Madhabi Puri Buch, the Chairman of SEBI, has initiated a landmark proposal in the backdrop of the Capital Market Regulation Implementing Bill relating to the IPO trading landscape. 'When Listed' would allow a trading-wise immediate opening in the case of the closure of the IPO on the third day. It will no longer require the traditional three-day duration for the shares to be listed on the exchange. Be it the National Stock Exchange (NSE) or the Bombay Stock Exchange (BSE), it will list its respective shares for trading.
The proposal suggests introducing a ‘when-listed’ trading period between an IPO’s closure and its listing on exchanges, replacing the current informal ‘curb trading’ phase. This aims to regulate grey market activity, enhance transparency, and build investor trust by allowing trades in a structured, transparent environment.
The Proposal's Framework: SEBI is considering a move whereby potential investors, if they so desire, can trade in the shares of pre IPO companies in the pre-listing equity market.
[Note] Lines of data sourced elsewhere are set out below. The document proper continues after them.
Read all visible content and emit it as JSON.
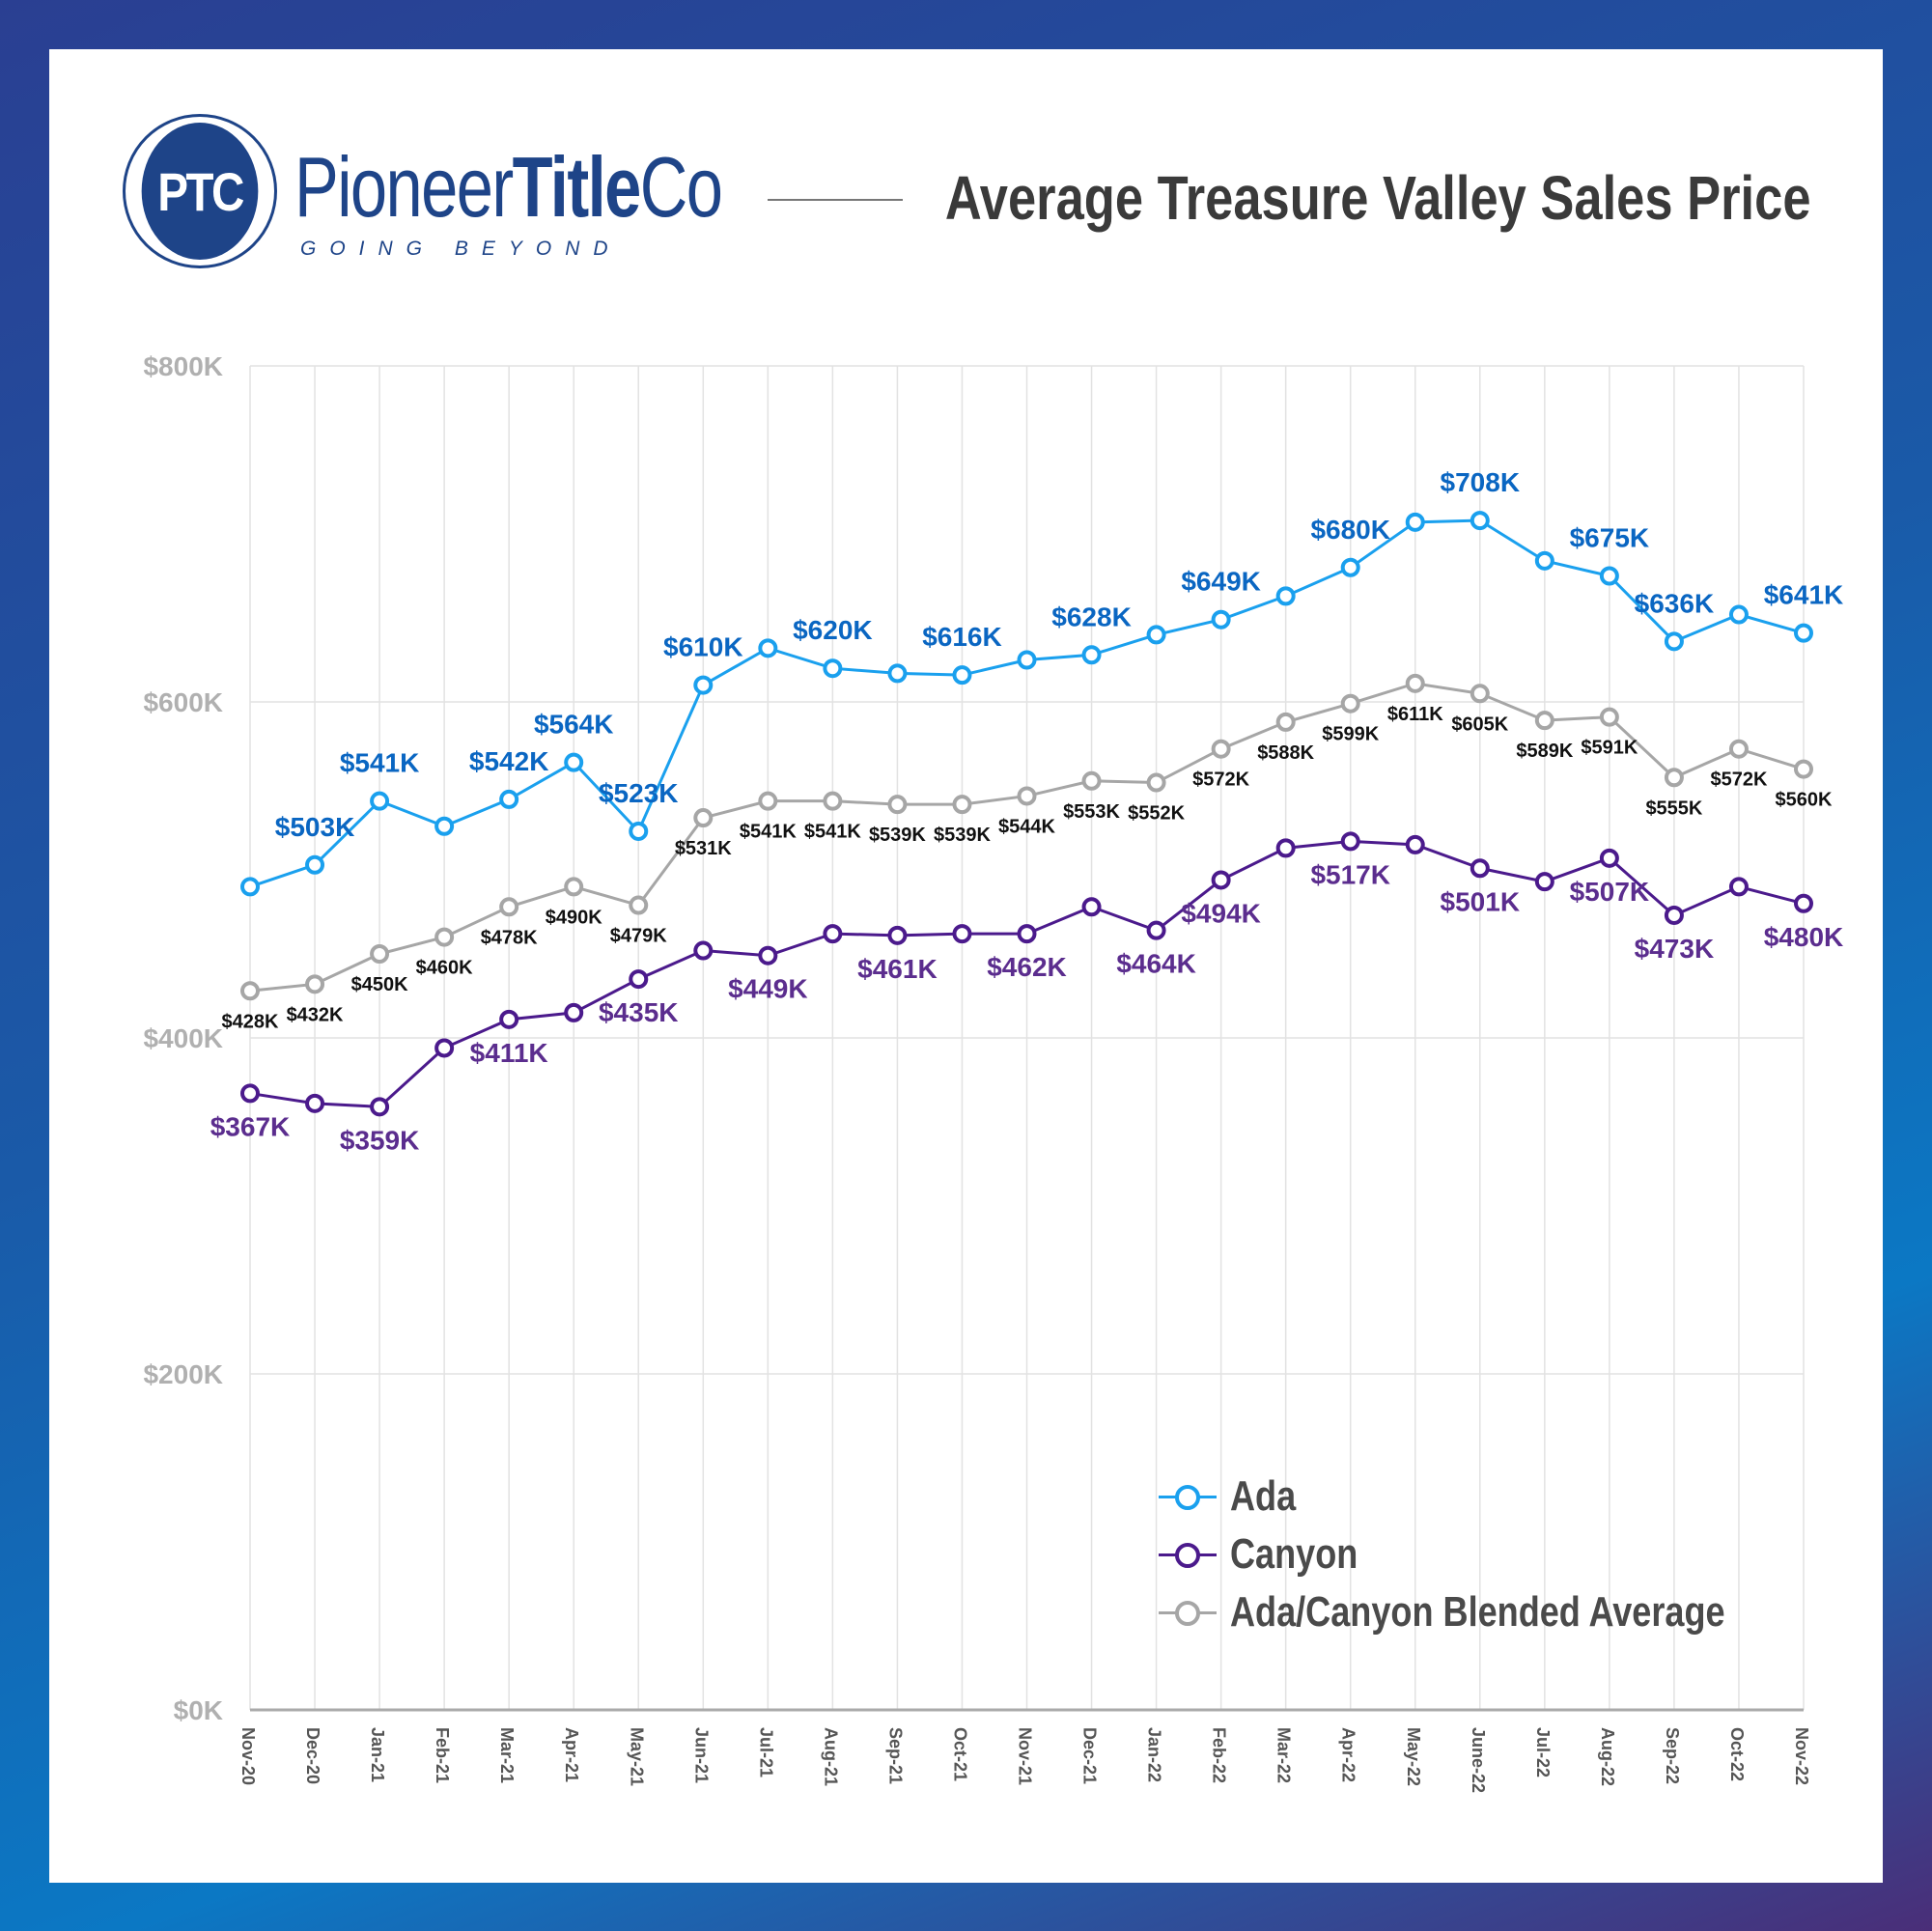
{
  "header": {
    "logo_mark": "PTC",
    "brand_light": "Pioneer",
    "brand_bold": "Title",
    "brand_end": "Co",
    "tagline": "GOING BEYOND",
    "title": "Average Treasure Valley Sales Price"
  },
  "chart_data": {
    "type": "line",
    "title": "Average Treasure Valley Sales Price",
    "xlabel": "",
    "ylabel": "",
    "ylim": [
      0,
      800
    ],
    "yticks": [
      0,
      200,
      400,
      600,
      800
    ],
    "ytick_labels": [
      "$0K",
      "$200K",
      "$400K",
      "$600K",
      "$800K"
    ],
    "grid": true,
    "legend_position": "bottom-right",
    "categories": [
      "Nov-20",
      "Dec-20",
      "Jan-21",
      "Feb-21",
      "Mar-21",
      "Apr-21",
      "May-21",
      "Jun-21",
      "Jul-21",
      "Aug-21",
      "Sep-21",
      "Oct-21",
      "Nov-21",
      "Dec-21",
      "Jan-22",
      "Feb-22",
      "Mar-22",
      "Apr-22",
      "May-22",
      "June-22",
      "Jul-22",
      "Aug-22",
      "Sep-22",
      "Oct-22",
      "Nov-22"
    ],
    "series": [
      {
        "name": "Ada",
        "color": "#1aa0ee",
        "label_color": "#0a66c2",
        "label_pos": "above",
        "values": [
          490,
          503,
          541,
          526,
          542,
          564,
          523,
          610,
          632,
          620,
          617,
          616,
          625,
          628,
          640,
          649,
          663,
          680,
          707,
          708,
          684,
          675,
          636,
          652,
          641
        ],
        "labels": [
          null,
          "$503K",
          "$541K",
          null,
          "$542K",
          "$564K",
          "$523K",
          "$610K",
          null,
          "$620K",
          null,
          "$616K",
          null,
          "$628K",
          null,
          "$649K",
          null,
          "$680K",
          null,
          "$708K",
          null,
          "$675K",
          "$636K",
          null,
          "$641K"
        ]
      },
      {
        "name": "Canyon",
        "color": "#4b1a8c",
        "label_color": "#5b2d8e",
        "label_pos": "below",
        "values": [
          367,
          361,
          359,
          394,
          411,
          415,
          435,
          452,
          449,
          462,
          461,
          462,
          462,
          478,
          464,
          494,
          513,
          517,
          515,
          501,
          493,
          507,
          473,
          490,
          480
        ],
        "labels": [
          "$367K",
          null,
          "$359K",
          null,
          "$411K",
          null,
          "$435K",
          null,
          "$449K",
          null,
          "$461K",
          null,
          "$462K",
          null,
          "$464K",
          "$494K",
          null,
          "$517K",
          null,
          "$501K",
          null,
          "$507K",
          "$473K",
          null,
          "$480K"
        ]
      },
      {
        "name": "Ada/Canyon Blended Average",
        "color": "#a6a6a6",
        "label_color": "#111111",
        "label_pos": "below",
        "values": [
          428,
          432,
          450,
          460,
          478,
          490,
          479,
          531,
          541,
          541,
          539,
          539,
          544,
          553,
          552,
          572,
          588,
          599,
          611,
          605,
          589,
          591,
          555,
          572,
          560
        ],
        "labels": [
          "$428K",
          "$432K",
          "$450K",
          "$460K",
          "$478K",
          "$490K",
          "$479K",
          "$531K",
          "$541K",
          "$541K",
          "$539K",
          "$539K",
          "$544K",
          "$553K",
          "$552K",
          "$572K",
          "$588K",
          "$599K",
          "$611K",
          "$605K",
          "$589K",
          "$591K",
          "$555K",
          "$572K",
          "$560K"
        ]
      }
    ]
  }
}
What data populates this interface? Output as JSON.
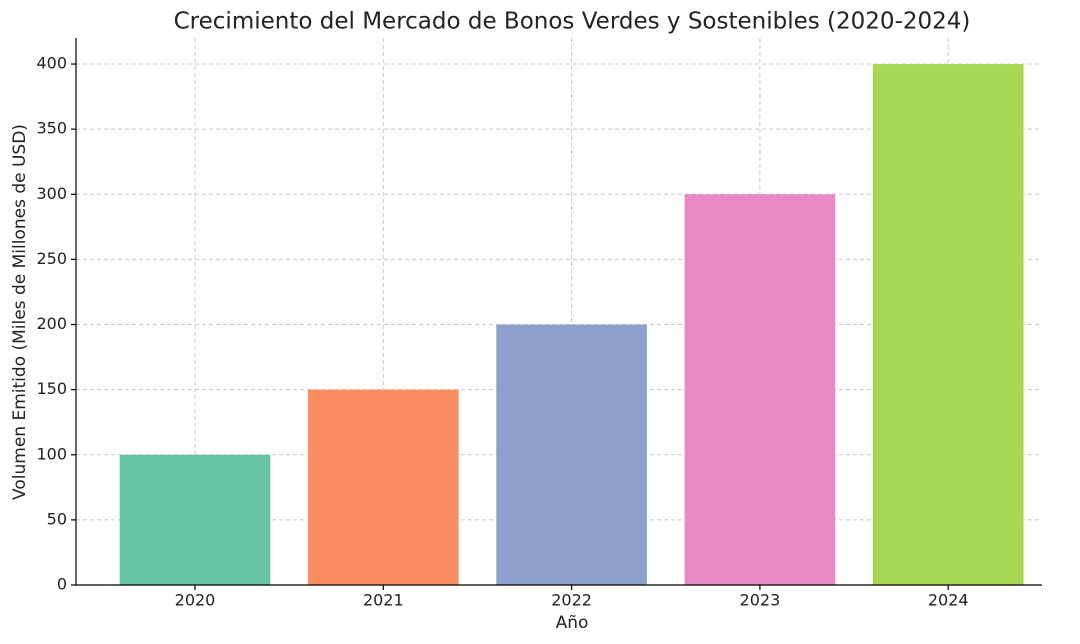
{
  "chart_data": {
    "type": "bar",
    "title": "Crecimiento del Mercado de Bonos Verdes y Sostenibles (2020-2024)",
    "x_label": "Año",
    "y_label": "Volumen Emitido (Miles de Millones de USD)",
    "categories": [
      "2020",
      "2021",
      "2022",
      "2023",
      "2024"
    ],
    "values": [
      100,
      150,
      200,
      300,
      400
    ],
    "colors": [
      "#66c2a5",
      "#fc8d62",
      "#8da0cb",
      "#e78ac3",
      "#a6d854"
    ],
    "ylim": [
      0,
      420
    ],
    "yticks": [
      0,
      50,
      100,
      150,
      200,
      250,
      300,
      350,
      400
    ],
    "grid": true
  }
}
Once the IPO closes, immediate trading can take off soon afterwards, presenting a first-time opportunity for the market to vertically assess the new security even before it is finally in the market.
Operational Mechanism: Under this proposed model, trading would begin as soon as the IPO process concludes, providing an early window for price discovery and market sentiment assessment. This move is expected to bring underground or grey market trading into an official framework, thereby promoting transparency and fairness in trading practices.
Significance and Benefits: The implementation of the 'When Listed' system would significantly reduce waiting times for investors, allowing market order depth with new shares. There was a potentially more efficient capital market angularity to enable preliminary appreciation of market response, thus being more realistic about the IPO-listed purpose.
Potential Market Impact: Adopting this would bring vitality and drive into the stock market in India by enhancing the liquidity and involvement of investors in public issues. It is a step ahead in creating very dynamic and inclusive markets—inviting investors to meet new IPO stocks as soon as they come into the universe.
The SEBI initiative emphasizes commitment toward an innovative market, intending to redefine and refine how IPO trade management occurs and is practised within India. However, with every sweeping reform such as this from regulatory authorities, careful evaluation and planning become mandatory to address potential risks and ensure system effectiveness.